Why is the limit $\lim_{x\to-\infty} \frac{2x}{\sqrt{1+x^2}}-\arctan x=\pi/2-2$ and not $\pi/2 + 2$?

Question

Why is the limit $$\lim_{x\to-\infty} \frac{2x}{\sqrt{1+x^2}}-\arctan x=\pi/2-2$$ and not $\pi/2 + 2$?

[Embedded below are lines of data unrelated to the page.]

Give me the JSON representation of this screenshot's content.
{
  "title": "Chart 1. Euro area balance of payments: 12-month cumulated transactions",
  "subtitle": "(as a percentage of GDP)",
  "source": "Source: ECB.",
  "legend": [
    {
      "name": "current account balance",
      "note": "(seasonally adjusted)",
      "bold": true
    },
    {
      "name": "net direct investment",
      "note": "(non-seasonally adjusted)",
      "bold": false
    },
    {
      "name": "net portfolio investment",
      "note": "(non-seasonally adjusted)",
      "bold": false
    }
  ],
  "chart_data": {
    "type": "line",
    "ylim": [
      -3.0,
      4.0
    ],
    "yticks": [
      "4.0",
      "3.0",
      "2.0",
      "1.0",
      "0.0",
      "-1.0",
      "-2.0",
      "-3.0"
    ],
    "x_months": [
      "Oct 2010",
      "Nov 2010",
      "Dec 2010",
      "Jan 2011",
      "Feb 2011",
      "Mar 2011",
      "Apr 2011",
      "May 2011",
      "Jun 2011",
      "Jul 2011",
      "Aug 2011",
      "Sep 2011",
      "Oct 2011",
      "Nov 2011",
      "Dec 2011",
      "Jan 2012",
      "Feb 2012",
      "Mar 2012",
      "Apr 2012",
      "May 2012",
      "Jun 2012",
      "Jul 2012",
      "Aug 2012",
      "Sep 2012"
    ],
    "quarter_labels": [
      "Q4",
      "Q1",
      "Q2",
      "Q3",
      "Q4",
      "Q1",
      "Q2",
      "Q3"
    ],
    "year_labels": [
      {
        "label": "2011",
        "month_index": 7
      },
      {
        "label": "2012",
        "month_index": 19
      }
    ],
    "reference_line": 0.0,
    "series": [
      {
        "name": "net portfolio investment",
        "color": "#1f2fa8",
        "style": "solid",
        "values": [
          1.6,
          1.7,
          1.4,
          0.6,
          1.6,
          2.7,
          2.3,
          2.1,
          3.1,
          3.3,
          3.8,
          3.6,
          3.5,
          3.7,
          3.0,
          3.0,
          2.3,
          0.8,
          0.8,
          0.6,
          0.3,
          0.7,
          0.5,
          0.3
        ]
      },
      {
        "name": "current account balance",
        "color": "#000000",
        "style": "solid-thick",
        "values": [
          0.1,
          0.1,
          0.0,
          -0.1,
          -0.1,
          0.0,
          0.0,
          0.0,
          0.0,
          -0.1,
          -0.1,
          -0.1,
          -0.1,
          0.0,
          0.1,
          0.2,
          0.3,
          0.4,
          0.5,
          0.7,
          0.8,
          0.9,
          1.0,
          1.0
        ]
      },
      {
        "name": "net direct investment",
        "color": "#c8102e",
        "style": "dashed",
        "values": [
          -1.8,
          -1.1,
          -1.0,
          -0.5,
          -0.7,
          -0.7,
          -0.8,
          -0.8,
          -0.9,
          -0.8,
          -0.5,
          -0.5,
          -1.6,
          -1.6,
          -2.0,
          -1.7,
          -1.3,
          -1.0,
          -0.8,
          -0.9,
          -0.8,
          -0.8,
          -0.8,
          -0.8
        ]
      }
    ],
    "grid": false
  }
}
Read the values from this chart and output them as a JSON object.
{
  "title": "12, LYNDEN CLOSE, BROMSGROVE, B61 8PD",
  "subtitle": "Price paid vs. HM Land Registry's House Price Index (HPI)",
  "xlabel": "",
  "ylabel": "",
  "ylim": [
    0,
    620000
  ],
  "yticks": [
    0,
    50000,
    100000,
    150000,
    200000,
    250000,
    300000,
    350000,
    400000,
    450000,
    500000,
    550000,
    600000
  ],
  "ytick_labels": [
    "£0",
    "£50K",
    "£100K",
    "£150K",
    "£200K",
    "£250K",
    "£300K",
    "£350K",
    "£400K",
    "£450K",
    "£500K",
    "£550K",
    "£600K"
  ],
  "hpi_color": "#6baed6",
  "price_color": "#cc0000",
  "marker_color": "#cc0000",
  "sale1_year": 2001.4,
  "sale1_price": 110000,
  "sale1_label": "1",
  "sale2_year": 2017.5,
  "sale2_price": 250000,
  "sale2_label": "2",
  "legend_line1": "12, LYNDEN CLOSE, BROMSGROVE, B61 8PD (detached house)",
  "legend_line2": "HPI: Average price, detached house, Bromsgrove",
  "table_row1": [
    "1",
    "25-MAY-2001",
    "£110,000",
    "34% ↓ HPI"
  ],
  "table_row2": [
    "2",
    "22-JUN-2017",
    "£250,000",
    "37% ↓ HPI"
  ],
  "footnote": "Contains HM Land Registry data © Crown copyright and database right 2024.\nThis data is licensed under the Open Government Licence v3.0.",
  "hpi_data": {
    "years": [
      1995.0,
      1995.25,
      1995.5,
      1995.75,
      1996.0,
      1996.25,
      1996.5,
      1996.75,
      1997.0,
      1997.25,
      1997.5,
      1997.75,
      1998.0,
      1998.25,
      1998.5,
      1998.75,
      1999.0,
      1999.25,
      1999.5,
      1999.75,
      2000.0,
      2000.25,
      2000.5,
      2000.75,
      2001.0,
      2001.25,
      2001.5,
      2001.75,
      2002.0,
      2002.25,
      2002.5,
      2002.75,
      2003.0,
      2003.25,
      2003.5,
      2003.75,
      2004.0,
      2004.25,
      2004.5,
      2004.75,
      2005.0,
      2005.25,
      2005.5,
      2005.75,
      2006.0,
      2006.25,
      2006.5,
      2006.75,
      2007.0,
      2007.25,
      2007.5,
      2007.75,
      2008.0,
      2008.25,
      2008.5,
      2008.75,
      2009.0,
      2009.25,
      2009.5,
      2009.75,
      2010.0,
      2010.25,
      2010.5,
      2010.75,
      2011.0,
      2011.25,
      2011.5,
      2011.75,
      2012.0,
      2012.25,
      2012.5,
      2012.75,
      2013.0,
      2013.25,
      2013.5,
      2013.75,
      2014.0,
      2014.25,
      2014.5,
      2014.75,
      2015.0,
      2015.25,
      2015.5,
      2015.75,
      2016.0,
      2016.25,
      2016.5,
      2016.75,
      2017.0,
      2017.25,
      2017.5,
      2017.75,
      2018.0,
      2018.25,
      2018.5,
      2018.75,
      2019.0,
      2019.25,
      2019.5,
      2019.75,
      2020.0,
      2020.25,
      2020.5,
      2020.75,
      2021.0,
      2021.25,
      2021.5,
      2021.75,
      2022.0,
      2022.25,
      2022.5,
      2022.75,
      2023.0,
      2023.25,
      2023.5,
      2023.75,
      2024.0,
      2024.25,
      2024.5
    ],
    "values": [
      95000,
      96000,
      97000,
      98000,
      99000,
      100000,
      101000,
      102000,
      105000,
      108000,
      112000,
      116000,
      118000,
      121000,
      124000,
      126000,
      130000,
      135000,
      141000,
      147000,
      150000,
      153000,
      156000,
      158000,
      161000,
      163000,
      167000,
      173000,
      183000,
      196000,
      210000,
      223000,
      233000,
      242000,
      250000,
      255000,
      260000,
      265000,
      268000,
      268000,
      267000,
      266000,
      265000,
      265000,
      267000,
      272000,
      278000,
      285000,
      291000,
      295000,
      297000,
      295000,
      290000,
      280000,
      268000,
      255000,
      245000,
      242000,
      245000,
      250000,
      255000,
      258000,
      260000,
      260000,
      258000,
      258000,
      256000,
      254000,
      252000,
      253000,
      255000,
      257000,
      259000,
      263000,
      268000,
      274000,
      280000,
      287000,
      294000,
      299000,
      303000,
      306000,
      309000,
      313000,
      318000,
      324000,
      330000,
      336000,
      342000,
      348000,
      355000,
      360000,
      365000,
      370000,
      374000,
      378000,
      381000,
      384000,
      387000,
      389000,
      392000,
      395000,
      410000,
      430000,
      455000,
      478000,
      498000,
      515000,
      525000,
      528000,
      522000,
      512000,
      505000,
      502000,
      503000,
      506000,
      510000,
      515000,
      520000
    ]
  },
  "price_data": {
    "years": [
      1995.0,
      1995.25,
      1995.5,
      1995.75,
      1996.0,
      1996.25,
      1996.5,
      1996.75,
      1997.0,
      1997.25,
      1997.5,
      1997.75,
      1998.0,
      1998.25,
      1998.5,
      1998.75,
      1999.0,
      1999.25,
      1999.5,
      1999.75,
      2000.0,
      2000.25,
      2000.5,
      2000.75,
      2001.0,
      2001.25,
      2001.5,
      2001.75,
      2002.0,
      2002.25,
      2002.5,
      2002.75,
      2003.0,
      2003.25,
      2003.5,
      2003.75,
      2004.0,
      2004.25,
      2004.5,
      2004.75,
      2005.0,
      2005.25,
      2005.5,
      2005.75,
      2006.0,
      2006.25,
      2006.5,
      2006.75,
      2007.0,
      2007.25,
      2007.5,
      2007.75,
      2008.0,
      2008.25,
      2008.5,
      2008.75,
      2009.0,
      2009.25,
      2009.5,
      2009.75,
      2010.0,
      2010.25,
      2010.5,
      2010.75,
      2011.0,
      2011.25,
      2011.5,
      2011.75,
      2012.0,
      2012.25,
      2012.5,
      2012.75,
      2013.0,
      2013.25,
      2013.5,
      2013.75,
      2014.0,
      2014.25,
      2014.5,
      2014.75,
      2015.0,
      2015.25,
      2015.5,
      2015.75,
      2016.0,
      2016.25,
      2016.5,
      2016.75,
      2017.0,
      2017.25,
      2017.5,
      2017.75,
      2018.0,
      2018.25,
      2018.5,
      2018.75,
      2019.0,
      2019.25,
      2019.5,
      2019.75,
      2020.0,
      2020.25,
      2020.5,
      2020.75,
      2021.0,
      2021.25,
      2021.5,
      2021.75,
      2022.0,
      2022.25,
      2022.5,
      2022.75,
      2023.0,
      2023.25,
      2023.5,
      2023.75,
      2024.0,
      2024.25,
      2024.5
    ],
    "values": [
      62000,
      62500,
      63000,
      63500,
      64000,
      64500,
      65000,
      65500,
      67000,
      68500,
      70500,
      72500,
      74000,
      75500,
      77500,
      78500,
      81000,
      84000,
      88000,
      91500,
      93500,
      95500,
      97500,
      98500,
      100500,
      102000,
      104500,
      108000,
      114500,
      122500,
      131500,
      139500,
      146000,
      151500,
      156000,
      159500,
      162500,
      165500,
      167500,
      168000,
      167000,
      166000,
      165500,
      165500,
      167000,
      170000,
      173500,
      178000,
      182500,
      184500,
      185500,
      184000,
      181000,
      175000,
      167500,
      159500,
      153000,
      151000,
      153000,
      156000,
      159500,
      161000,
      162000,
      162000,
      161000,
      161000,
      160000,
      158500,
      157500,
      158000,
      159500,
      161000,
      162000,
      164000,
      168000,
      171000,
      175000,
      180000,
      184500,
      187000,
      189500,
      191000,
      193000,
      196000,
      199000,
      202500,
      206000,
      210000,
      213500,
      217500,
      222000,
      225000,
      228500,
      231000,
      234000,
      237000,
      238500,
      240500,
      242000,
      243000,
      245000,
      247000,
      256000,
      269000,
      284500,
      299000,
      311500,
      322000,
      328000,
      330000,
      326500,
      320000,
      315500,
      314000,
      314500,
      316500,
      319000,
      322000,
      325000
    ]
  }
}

Evaluating I calculate the "2" to be positive but wolfram alpha says its negative. I've made the mistake before but can't figure out what the reason is.

Answer 1

$$\lim_{x\to-\infty} \frac{2x}{\sqrt{1+x^2}}=\lim_{t\to\infty} \frac{-2t}{\sqrt{1+t^2}}=\lim_{t\to\infty} \frac{-2}{\sqrt{1+\frac 1{t^2}}}=-2$$

Quite possibly, the error might have occurred when you would have directly taken x inside the square root.

Answer 2

With asymptotic equivalents, it's still more obvious: we have $\:1+x^2\sim_{\pm\infty}x^2$, so $\:\sqrt{1+x^2}\sim_{\pm\infty}|x|$ and therefore $$\frac{2x}{\sqrt{1+x^2}}\sim_{-\infty}\frac{2x}{|x|}=2\,\operatorname{sgn} x=-2.$$

Answer 3

$\lim _{x\to - \infty} \arctan(x) =-\frac{\pi}{2} $ and

$ \lim _{x\to - \infty} \frac{2x}{\sqrt{1+x^2}} = \lim _{x\to - \infty} - \frac{2}{\sqrt{1+\frac{1}{x^2} }} = - 2$

Finally :

$\lim _{x\to - \infty} \frac{2x}{\sqrt{x^2 +1}}-\arctan(x) =\frac{\pi}{2} - 2$

Do not forget that: $\lim _{x\to - \infty} \sqrt{x^2} = \lim _{x\to - \infty} - x$